More than a billion people depend on livestock value chains around the world, where small-scale livestock farmers represent a large percentage. Considering that rangeland or grassland ecosystems occupy close to 40 percent of the world’s terrestrial area, small scale productions represent a way of transforming vegetation into food. Highlighting, how adequately integrated livestock production can increase the resilience of small-scale farming systems and the livelihood of the communities in which these productive activities are carried out.
Animal derived products in human nutrition: Understanding variations around the globe
According to the report, and as it would be expected, consumption of animal-based foods varies widely around the world. For example:
In regards to meat consumption, the average person in Burundi consumes just 3kg of meat a year, compared to 136kg for someone living in Hong Kong, states FAO.
As for milk, the average annual consumption in the Republic of Congo is 160 g, while in Montenegro it amounts to 338 kg.
Finally when looking into egg consumption, a person in South Sudan ingests 2 g of eggs in a year , while in Hong Kong that figure averages 25 kg.
Table 1. Contribution of terrestrial animal food sources to caloric supply according to region and subregion.
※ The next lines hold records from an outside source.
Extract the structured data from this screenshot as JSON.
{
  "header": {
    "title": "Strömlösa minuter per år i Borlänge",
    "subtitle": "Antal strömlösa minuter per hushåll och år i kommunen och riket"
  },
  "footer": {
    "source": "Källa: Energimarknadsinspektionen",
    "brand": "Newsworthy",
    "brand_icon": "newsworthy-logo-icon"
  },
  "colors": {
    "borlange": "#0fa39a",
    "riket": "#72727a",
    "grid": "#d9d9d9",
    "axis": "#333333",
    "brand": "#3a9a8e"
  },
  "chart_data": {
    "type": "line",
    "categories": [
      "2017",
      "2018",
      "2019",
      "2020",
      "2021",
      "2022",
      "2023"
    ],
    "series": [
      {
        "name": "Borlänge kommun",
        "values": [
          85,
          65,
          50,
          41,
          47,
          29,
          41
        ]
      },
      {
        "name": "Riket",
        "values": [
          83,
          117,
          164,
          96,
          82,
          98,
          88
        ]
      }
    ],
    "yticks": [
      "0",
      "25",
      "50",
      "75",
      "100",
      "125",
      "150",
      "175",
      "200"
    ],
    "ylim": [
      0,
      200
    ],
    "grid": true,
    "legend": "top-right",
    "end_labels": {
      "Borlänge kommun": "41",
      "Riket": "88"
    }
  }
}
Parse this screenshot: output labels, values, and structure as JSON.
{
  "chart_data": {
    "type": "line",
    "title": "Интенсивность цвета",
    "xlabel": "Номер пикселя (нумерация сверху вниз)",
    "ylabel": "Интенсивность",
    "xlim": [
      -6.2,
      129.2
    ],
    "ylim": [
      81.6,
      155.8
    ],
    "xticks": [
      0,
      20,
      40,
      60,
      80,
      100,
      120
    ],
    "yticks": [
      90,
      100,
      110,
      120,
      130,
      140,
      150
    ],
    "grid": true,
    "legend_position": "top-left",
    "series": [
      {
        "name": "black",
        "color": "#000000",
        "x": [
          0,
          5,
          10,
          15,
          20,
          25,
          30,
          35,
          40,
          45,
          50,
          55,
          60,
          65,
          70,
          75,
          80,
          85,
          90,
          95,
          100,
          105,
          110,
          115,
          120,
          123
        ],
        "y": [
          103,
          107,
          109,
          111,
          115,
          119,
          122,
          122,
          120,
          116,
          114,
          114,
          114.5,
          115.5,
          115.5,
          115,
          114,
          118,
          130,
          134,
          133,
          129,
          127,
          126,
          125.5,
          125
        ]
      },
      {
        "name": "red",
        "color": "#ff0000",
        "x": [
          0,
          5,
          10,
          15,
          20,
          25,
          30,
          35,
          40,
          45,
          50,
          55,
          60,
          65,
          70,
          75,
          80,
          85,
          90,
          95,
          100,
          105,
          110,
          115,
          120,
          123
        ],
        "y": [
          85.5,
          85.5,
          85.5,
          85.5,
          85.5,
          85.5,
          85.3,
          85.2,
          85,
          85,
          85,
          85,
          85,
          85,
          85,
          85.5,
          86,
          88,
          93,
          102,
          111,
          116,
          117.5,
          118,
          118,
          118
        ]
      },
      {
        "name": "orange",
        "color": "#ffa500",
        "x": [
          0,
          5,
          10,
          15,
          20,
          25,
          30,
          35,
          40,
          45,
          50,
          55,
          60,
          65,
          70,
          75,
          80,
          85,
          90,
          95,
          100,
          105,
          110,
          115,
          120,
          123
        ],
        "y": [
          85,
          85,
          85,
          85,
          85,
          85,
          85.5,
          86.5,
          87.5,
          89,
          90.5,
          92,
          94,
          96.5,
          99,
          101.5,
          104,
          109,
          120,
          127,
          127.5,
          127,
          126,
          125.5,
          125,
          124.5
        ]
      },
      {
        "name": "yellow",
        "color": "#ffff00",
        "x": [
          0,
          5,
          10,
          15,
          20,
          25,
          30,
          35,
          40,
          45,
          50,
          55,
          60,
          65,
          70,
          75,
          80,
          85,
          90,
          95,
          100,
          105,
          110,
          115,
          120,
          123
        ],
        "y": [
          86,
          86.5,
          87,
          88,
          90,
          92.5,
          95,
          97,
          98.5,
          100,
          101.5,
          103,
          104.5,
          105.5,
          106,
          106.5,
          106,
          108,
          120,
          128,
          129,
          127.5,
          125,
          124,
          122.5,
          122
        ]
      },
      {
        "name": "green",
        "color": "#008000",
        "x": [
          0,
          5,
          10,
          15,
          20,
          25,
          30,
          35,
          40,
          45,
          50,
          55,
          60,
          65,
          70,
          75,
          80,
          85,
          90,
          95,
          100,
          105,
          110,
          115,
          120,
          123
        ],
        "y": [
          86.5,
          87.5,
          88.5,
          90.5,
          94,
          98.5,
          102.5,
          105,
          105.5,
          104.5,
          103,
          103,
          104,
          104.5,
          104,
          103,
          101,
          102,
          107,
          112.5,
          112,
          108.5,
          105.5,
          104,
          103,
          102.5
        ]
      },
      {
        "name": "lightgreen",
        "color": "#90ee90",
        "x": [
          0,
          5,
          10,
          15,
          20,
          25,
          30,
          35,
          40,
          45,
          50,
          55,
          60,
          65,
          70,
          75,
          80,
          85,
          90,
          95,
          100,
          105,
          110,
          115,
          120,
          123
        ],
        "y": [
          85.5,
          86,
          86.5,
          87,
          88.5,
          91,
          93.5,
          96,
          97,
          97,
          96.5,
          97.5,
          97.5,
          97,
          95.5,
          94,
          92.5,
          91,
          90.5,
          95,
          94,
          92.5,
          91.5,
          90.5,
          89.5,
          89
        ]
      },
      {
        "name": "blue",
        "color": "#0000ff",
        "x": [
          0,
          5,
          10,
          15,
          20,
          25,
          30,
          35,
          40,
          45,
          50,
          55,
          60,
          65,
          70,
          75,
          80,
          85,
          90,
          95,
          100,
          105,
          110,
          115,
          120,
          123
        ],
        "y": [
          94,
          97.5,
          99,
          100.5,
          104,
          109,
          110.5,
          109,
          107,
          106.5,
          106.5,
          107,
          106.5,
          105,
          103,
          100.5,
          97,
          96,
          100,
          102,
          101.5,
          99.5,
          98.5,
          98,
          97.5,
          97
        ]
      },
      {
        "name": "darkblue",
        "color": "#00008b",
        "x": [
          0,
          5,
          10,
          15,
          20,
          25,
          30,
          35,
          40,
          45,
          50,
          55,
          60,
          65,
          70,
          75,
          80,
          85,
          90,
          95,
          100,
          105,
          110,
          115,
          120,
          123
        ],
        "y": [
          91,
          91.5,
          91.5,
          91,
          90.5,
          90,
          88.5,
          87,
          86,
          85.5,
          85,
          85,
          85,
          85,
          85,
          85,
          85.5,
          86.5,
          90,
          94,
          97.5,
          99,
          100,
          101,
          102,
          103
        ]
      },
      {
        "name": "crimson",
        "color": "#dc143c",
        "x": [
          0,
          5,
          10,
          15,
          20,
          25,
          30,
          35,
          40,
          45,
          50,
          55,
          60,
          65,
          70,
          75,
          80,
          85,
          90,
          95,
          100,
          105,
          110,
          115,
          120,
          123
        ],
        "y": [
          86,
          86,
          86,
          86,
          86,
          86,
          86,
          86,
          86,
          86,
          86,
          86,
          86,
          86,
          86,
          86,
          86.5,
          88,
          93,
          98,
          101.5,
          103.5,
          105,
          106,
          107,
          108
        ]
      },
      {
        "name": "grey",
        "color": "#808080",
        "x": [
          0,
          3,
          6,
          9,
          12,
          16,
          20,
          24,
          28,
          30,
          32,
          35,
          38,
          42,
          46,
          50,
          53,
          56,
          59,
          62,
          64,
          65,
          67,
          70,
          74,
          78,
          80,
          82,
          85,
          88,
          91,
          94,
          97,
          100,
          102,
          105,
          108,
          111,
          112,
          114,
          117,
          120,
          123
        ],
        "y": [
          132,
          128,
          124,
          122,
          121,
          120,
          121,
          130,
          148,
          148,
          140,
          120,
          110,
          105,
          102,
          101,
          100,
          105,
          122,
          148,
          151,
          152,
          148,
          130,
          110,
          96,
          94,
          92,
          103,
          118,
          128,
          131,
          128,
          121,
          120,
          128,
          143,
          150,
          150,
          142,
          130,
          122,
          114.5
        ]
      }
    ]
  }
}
The mentioned report specifically points out that meat, eggs, and milk provide nutrients that cannot be easily obtained in foods of plant origin. These nutrients are especially important in certain stages of human life, such as pregnancy, lactation, childhood, adolescence, and old age.
Macronutrients like proteins, fats and carbohydrates, and micronutrients such as iron or vitamin A, are difficult to find in adequate quantity and quality in diets that are solely plant-based.
Deficiencies of iron, vitamin A, and zinc are among the most common in the world. and according to the report, one-third of all preschool children present deficiencies of at least one of these micronutrients.